Higher U.S. defense spending could boost Moog Inc., in what the company already expects to be a solid year.
"There's more and more talk about, the U.S. has to increase the military budget," said John Scannell, chairman and CEO of the Elma-based aerospace manufacturer. "We think it's also going to be a positive in the long term."
In the past, when the federal government has increased or reduced defense spending, the effect tends to show up first in the aftermarket, or replacement parts, for aircraft, he said. Those parts ensure that planes already built and in the military's fleet can be maintained and are available to fly.
"So if they started to say, 'We've got to get the F-18 [jets] fleet flying, we've got to get more V-22 [Ospreys] available to fly,' we could see a pickup in our aftermarkets as we go through the year.," Scannell said. "The bigger, longer-term [original equipment manufacturer] programs, that typically takes a little longer to ramp up."
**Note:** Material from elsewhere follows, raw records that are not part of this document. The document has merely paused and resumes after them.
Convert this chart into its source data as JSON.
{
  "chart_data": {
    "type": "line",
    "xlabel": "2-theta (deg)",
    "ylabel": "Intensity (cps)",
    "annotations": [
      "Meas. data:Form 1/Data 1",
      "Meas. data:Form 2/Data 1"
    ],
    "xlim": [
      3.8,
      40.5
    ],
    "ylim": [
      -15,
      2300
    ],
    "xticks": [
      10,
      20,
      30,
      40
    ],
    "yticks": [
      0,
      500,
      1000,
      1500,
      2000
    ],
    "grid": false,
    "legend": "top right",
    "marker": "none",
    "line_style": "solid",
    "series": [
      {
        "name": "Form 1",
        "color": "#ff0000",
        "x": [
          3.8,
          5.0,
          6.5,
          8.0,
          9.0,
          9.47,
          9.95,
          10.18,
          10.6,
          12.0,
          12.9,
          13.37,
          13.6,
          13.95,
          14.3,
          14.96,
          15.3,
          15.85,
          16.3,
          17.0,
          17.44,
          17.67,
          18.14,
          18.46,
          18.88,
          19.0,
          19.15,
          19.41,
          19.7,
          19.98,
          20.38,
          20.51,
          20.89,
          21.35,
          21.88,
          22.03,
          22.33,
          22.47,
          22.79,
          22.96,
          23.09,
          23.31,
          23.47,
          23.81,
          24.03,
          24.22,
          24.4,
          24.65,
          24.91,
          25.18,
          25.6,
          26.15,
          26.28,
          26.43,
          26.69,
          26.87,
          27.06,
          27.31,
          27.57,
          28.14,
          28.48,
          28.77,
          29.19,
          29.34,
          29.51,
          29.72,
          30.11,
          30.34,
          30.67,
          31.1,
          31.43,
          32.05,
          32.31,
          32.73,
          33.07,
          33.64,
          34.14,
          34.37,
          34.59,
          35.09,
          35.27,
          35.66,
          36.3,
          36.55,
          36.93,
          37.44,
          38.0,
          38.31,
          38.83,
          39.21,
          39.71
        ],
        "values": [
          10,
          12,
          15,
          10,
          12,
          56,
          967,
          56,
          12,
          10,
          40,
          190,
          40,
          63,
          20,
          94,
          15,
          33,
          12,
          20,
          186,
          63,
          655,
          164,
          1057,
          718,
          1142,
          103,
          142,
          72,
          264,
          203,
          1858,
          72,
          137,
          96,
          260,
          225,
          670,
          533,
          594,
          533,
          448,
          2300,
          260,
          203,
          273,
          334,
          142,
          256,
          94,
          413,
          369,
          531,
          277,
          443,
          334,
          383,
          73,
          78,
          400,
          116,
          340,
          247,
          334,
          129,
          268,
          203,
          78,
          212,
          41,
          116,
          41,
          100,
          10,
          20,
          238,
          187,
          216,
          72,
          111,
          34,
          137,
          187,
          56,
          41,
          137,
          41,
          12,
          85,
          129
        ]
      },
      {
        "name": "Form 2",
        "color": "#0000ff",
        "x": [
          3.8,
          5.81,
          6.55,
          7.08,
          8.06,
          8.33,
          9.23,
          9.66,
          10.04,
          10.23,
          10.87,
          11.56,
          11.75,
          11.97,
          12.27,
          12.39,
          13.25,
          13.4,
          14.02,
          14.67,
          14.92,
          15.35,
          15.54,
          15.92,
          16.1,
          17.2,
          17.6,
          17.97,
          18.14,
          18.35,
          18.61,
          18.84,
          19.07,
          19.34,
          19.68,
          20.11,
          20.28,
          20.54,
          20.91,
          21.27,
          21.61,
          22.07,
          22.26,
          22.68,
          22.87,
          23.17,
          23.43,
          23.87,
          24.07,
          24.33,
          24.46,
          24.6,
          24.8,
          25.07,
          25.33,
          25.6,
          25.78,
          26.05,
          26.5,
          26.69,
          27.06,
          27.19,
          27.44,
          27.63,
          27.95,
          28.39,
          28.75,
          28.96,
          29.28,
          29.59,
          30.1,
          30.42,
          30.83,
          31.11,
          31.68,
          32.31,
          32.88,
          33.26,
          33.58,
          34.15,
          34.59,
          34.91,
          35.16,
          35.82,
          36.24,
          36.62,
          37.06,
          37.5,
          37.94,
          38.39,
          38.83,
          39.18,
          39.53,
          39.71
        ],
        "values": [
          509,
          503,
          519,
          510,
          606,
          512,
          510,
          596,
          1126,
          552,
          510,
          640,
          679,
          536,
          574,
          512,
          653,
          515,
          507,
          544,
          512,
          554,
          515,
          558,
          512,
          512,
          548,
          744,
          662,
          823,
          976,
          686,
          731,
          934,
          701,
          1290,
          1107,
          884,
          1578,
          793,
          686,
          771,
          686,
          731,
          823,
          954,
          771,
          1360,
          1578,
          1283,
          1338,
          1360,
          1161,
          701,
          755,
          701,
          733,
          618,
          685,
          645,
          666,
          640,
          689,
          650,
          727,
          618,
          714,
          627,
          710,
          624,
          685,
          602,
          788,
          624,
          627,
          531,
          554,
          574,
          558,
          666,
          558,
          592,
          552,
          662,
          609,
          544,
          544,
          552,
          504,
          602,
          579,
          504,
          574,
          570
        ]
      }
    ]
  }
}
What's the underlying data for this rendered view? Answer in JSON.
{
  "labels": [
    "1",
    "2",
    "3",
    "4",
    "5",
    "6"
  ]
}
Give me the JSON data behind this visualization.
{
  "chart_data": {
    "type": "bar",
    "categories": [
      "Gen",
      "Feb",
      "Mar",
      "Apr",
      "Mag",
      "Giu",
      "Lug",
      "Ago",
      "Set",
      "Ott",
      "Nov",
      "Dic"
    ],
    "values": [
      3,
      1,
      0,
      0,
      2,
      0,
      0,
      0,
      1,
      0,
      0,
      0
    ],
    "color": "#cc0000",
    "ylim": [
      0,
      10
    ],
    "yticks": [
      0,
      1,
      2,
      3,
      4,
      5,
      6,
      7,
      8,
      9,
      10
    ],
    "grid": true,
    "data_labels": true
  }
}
Moog isn't basing its financial outlook on the potential for higher defense spending, "but it could be an upside," Scannell said.
In fact, Moog on Friday maintained the same full-year earnings outlook it provided three months ago, projecting sales of $2.62 billion and earnings per share of $4.10. Moog's fiscal year ends Sept. 30.
The company reported only a $1.3 million profit in its fiscal first quarter, due to a one-time big tax hit. Its sales rose 6 percent, to $628 million. Excluding the tax hit, though, Moog's profits were 93 cents per share - five cents better than analysts were expecting.
"We're off to a good start, we're a little bit ahead of what we said, but for the fiscal year we're keeping our guidance unchanged," Scannell said. "But I would say we're feeling more confident about it than we were three months ago.
"If you compare the general sentiment versus 12 months ago, we're much more confident, I think, in the longer-term outlook for the business," he said.
At the same time, Moog doesn't want to "overpromise," Scannell said.
"There's always pluses and minuses," he said. "In every business, you've got a big portfolio of different markets. There's always ones that are a little bit of a challenge. You can have surprises here and there, so we don't want to get ahead of ourselves too quickly."